I am considering making Roger a house rabbit, he is litter trained already and the weather is going to be awful in the coming months round here I have heard. 
He is quite a large bunny, too big for the majorty of rabbit cages so I was wondering if its okay to transform this dog crate
Petplanet Budget Cage Wire Dog Cages for Sale
the large one.

Also, roger keeps chewing the wood in his run and eating it :scared:
Is that dangerous for him?

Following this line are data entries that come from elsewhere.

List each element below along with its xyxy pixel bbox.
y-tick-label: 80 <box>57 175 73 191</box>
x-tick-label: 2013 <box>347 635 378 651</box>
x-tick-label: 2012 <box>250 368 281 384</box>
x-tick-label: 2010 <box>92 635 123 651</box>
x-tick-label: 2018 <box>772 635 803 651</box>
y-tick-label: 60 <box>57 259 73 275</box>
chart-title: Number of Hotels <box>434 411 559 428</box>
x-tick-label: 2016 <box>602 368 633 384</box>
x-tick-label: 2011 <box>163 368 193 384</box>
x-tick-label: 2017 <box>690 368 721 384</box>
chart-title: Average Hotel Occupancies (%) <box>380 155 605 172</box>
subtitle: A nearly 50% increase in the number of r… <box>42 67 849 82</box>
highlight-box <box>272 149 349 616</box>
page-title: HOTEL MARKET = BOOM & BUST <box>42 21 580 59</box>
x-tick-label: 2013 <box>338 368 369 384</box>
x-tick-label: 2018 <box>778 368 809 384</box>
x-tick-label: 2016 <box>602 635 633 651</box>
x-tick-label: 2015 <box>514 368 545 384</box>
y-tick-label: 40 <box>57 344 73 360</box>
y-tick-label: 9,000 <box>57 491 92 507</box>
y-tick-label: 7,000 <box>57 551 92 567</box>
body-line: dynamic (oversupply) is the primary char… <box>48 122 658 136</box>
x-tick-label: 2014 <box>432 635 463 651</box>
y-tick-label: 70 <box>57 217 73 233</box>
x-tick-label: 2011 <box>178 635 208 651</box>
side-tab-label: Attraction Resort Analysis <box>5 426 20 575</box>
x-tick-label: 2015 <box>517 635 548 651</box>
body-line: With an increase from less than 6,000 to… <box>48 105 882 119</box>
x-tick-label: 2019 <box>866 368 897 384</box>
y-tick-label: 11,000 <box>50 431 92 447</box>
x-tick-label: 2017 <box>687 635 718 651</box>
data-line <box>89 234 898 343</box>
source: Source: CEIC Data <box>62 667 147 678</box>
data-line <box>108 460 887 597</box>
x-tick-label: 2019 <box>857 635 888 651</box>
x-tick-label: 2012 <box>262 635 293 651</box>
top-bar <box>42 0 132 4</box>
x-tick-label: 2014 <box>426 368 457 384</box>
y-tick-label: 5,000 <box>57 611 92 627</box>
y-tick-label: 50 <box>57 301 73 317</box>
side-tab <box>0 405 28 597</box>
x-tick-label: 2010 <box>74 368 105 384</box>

He`s now broke it so he can`t use it anyway so there`s £50 down the drain :mad5: :cursing::incazzato:


----------



## MrRustyRead (Mar 14, 2011)

what are the measurements of this?

i use one as my isolation/recovery housing in my bedroom, but if its a dog sized one it could be used for housing but not 24/7 housing if u get what i mean?


----------



## Guest (Aug 21, 2012)

Hi it says
Approximate size: 94cm x 58cm x 66cm high(37" x 23" x 26").

Yeah he will be running around in a rabbit proof room most of the time


----------



## MrRustyRead (Mar 14, 2011)

sounds fine to me, but i dont keep mine indoors so you may be better off asking someone that keeps them indoors.


----------



## Guest (Aug 21, 2012)

Thanks for your input.


----------



## Guest (Aug 21, 2012)

I would go for the x large crate tbh, especially if you have a big bun. You will need to attach a puppy pen to it as well to make it big enough.

This was one I had set up before I bonded all my groups 










To give you a clue on size the bun in this is a 3.8kg German lop


----------



## Guest (Aug 21, 2012)

B3rnie said:


> I would go for the x large crate tbh, especially if you have a big bun. You will need to attach a puppy pen to it as well to make it big enough.
> 
> This was one I had set up before I bonded all my groups
> 
> ...


Thanks so much thats about how much my bun weighs 
Rep for you :thumbup:


----------



## suzyjo (Apr 23, 2012)

I've got my two in this cage.. And they get access to the rest of the room 24/7

pink dog cages, Crates (the giant one)

Like others have said Aslong as they are not confined to the cage they should be ok, if they will be confined at some point I'd get the biggest cage you can really..


----------



## Guest (Aug 21, 2012)

suzyjo said:


> I've got my two in this cage.. And they get access to the rest of the room 24/7
> 
> pink dog cages, Crates (the giant one)
> 
> ...


Thanks, looks good. I have that carrot chew for my rabbit too 
Rep for you too :thumbup:


----------



## Summersky (Aug 11, 2012)

A large (4ft) dog crate is a great base for a pair of buns. Some people are clever and convert it so it has an upper level too.


----------